SAN DIEGO — The San Diego Symphony may be at the end of its financial rope, but artistically the ensemble is playing on the cutting edge of excellence.
After last week's announcement of the orchestra's impending bankruptcy should it not raise $2 million by Monday, the symphony announced a programming change for this week's concerts. With less than a week's notice, concertmaster Andres Cardenes volunteered to play the mighty Beethoven Violin Concerto in what could be the orchestra's final four concerts. The violin concerto is part of an all-Beethoven concert, including the overture to the ballet, "Die Geschoepfe des Prometheus" ("The Creatures of Prometheus") and the Symphony No. 5.
That Music Director David Atherton would even consider allowing a member--rather than a visiting soloist--to play this work with his colleagues testifies to the exceptional quality of the orchestra's musicians. The concerto demands the utmost in concentration, technical skill and musicality.
In other symphony news, it's ironic that the first major league donation to come in after the announcement of the symphony's financial plight came not from a native San Diegan but from a Beverly Hills dowager who hap
pens to maintain a residence in San Diego.
For several years Muriel Gluck's patronage has benefited the arts in San Diego, especially the San Diego Museum of Art, to which she has donated paintings and, in 1985, $250,000 for a gallery named in honor of Gluck and her late husband, Maxwell. Gluck seems to value the cultural amenities of the country's eighth-largest city more than local, yet-unheard-from, philanthropists do.
CONTEMPO ART: The La Jolla Museum of Contemporary Art has a chance to bring to San Diego about 50 pieces of some exceptional art produced in the 1960s and '70s. Count Giuseppe Panza di Biumo has agreed to offer the museum the opportunity to exhibit the works through 1988. A successful temporary exposition could lead to the museum's acquiring Panza's entire collection of contemporary art.
Panza's "is the leading collection of art from the late 1960s and early '70s," museum director Hugh Davies said. "There are very few places where you can see even one piece by the people in his collection, let alone so many together. Having these works here would draw international attention and go a long way to establish San Diego as a city that is standing up for excellence."
Should Davies get the go-ahead from his board of directors, the museum must first find space--probably a warehouse, preferably downtown. A building of about 15,000 square feet with at least 15- or 16-foot ceilings is required. Some of the works are major installations dealing with light and space that will require a custom-built room. Some of the artworks by artists such as James Turrell, Robert Irwin and Doug Wheeler may be built from plans, rather than shipped from the count's home in northern Italy.

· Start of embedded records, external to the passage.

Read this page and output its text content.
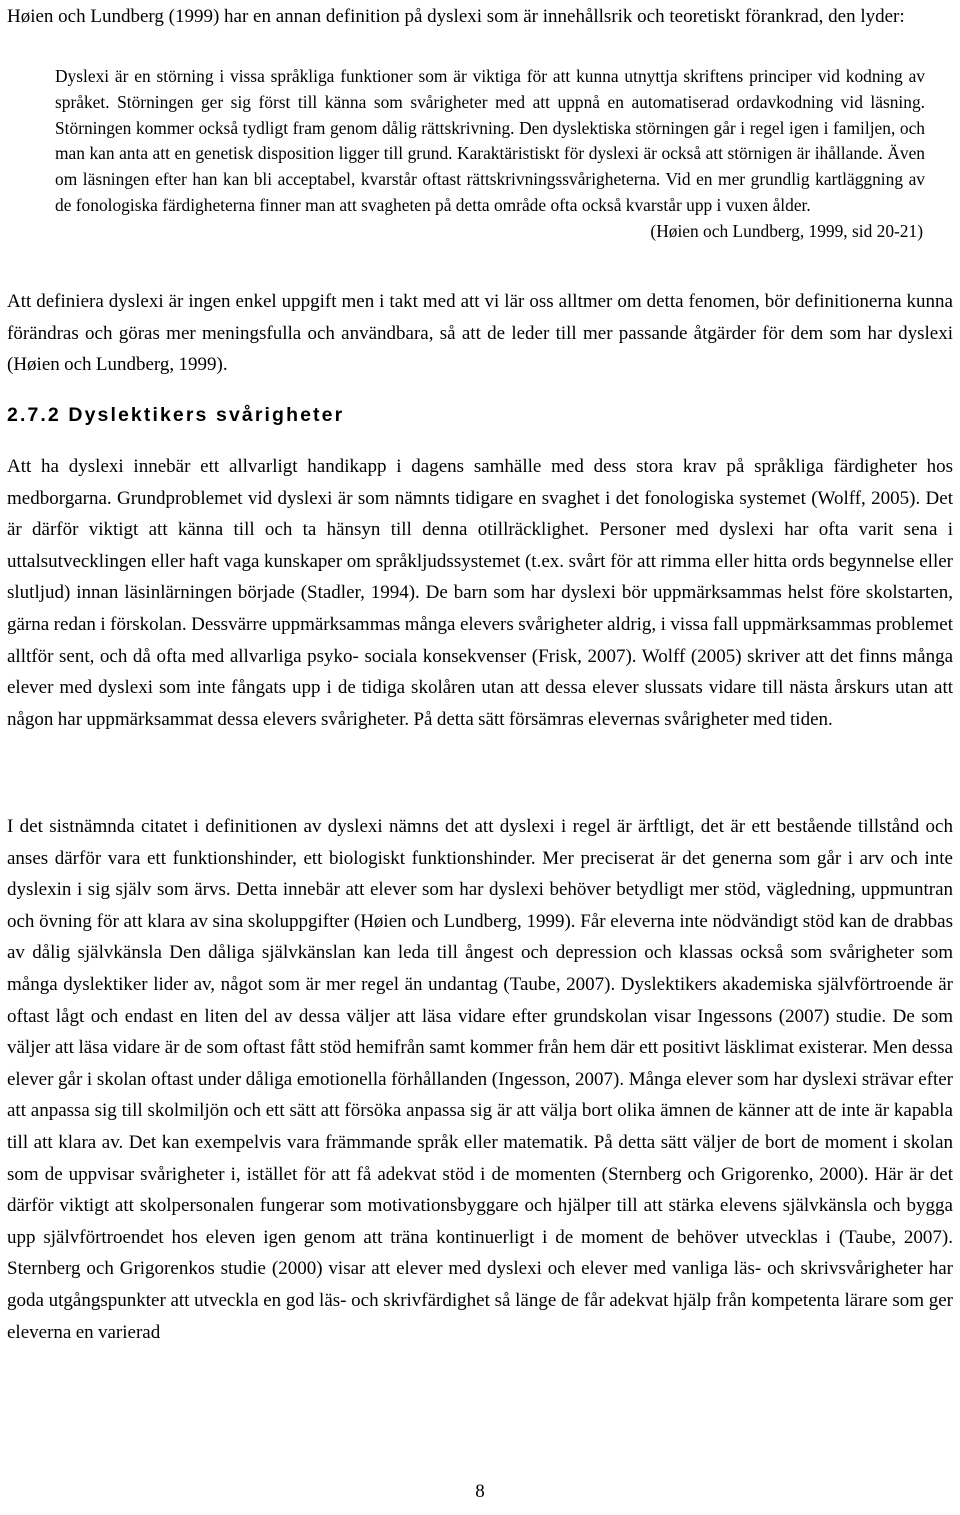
Høien och Lundberg (1999) har en annan definition på dyslexi som är innehållsrik och teoretiskt förankrad, den lyder:
Dyslexi är en störning i vissa språkliga funktioner som är viktiga för att kunna utnyttja skriftens principer vid kodning av språket. Störningen ger sig först till känna som svårigheter med att uppnå en automatiserad ordavkodning vid läsning. Störningen kommer också tydligt fram genom dålig rättskrivning. Den dyslektiska störningen går i regel igen i familjen, och man kan anta att en genetisk disposition ligger till grund. Karaktäristiskt för dyslexi är också att störnigen är ihållande. Även om läsningen efter han kan bli acceptabel, kvarstår oftast rättskrivningssvårigheterna. Vid en mer grundlig kartläggning av de fonologiska färdigheterna finner man att svagheten på detta område ofta också kvarstår upp i vuxen ålder.
(Høien och Lundberg, 1999, sid 20-21)
Att definiera dyslexi är ingen enkel uppgift men i takt med att vi lär oss alltmer om detta fenomen, bör definitionerna kunna förändras och göras mer meningsfulla och användbara, så att de leder till mer passande åtgärder för dem som har dyslexi (Høien och Lundberg, 1999).
2.7.2 Dyslektikers svårigheter
Att ha dyslexi innebär ett allvarligt handikapp i dagens samhälle med dess stora krav på språkliga färdigheter hos medborgarna. Grundproblemet vid dyslexi är som nämnts tidigare en svaghet i det fonologiska systemet (Wolff, 2005). Det är därför viktigt att känna till och ta hänsyn till denna otillräcklighet. Personer med dyslexi har ofta varit sena i uttalsutvecklingen eller haft vaga kunskaper om språkljudssystemet (t.ex. svårt för att rimma eller hitta ords begynnelse eller slutljud) innan läsinlärningen började (Stadler, 1994). De barn som har dyslexi bör uppmärksammas helst före skolstarten, gärna redan i förskolan. Dessvärre uppmärksammas många elevers svårigheter aldrig, i vissa fall uppmärksammas problemet alltför sent, och då ofta med allvarliga psyko- sociala konsekvenser (Frisk, 2007). Wolff (2005) skriver att det finns många elever med dyslexi som inte fångats upp i de tidiga skolåren utan att dessa elever slussats vidare till nästa årskurs utan att någon har uppmärksammat dessa elevers svårigheter. På detta sätt försämras elevernas svårigheter med tiden.
I det sistnämnda citatet i definitionen av dyslexi nämns det att dyslexi i regel är ärftligt, det är ett bestående tillstånd och anses därför vara ett funktionshinder, ett biologiskt funktionshinder. Mer preciserat är det generna som går i arv och inte dyslexin i sig själv som ärvs. Detta innebär att elever som har dyslexi behöver betydligt mer stöd, vägledning, uppmuntran och övning för att klara av sina skoluppgifter (Høien och Lundberg, 1999). Får eleverna inte nödvändigt stöd kan de drabbas av dålig självkänsla Den dåliga självkänslan kan leda till ångest och depression och klassas också som svårigheter som många dyslektiker lider av, något som är mer regel än undantag (Taube, 2007). Dyslektikers akademiska självförtroende är oftast lågt och endast en liten del av dessa väljer att läsa vidare efter grundskolan visar Ingessons (2007) studie. De som väljer att läsa vidare är de som oftast fått stöd hemifrån samt kommer från hem där ett positivt läsklimat existerar. Men dessa elever går i skolan oftast under dåliga emotionella förhållanden (Ingesson, 2007). Många elever som har dyslexi strävar efter att anpassa sig till skolmiljön och ett sätt att försöka anpassa sig är att välja bort olika ämnen de känner att de inte är kapabla till att klara av. Det kan exempelvis vara främmande språk eller matematik. På detta sätt väljer de bort de moment i skolan som de uppvisar svårigheter i, istället för att få adekvat stöd i de momenten (Sternberg och Grigorenko, 2000). Här är det därför viktigt att skolpersonalen fungerar som motivationsbyggare och hjälper till att stärka elevens självkänsla och bygga upp självförtroendet hos eleven igen genom att träna kontinuerligt i de moment de behöver utvecklas i (Taube, 2007). Sternberg och Grigorenkos studie (2000) visar att elever med dyslexi och elever med vanliga läs- och skrivsvårigheter har goda utgångspunkter att utveckla en god läs- och skrivfärdighet så länge de får adekvat hjälp från kompetenta lärare som ger eleverna en varierad
8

Obviously, that's going to cost money. Rental of a warehouse at 50 cents a square foot could run $85,000 a year. Davies estimates that the installation expenses could approach $100,000, with an additional $200,000 to rehabilitate the building. Then there are costs for overhead and additional salaries. Security and insurance, however, will be less costly. The artworks are not paintings; if they are damaged, they can just be rebuilt.
Davies estimates conservatively that 20,000 visitors a year would attend, generating $40,000 in yearly admission fees. He anticipates that, should the temporary exposition be extended two years, as Panza indicated is possible, much of the cost could be recouped.
The question, though, is whether the La Jolla museum's Board of Trustees, which meets next week, wants to bring this kind of art to San Diego badly enough to raise the money for it.
MEXICAN OSCAR: San Diegans get a chance to see "Frida," the winner of Mexico's best film award for 1985, at 7 p.m. Friday at San Diego State University. Directed by Paul Leduc and starring Ofelia Medina, the film is a dramatization of the life of Frida Kahlo, artist, political activist and wife of Mexican painter Diego Rivera. It won four Ariels, the Mexican version of the Oscar, for best movie, screenplay, actress and director.
The film, which tells of Kahlo's relationships with her husband and with Russian revolutionist Leon Trotsky, is in Spanish, without subtitles. However, David Maciel, a Fulbright scholar from the University of New Mexico studying at the National Autonomous University of Mexico, will discuss the film briefly before its screening in Room 130 of Hepner Hall. Admission is free.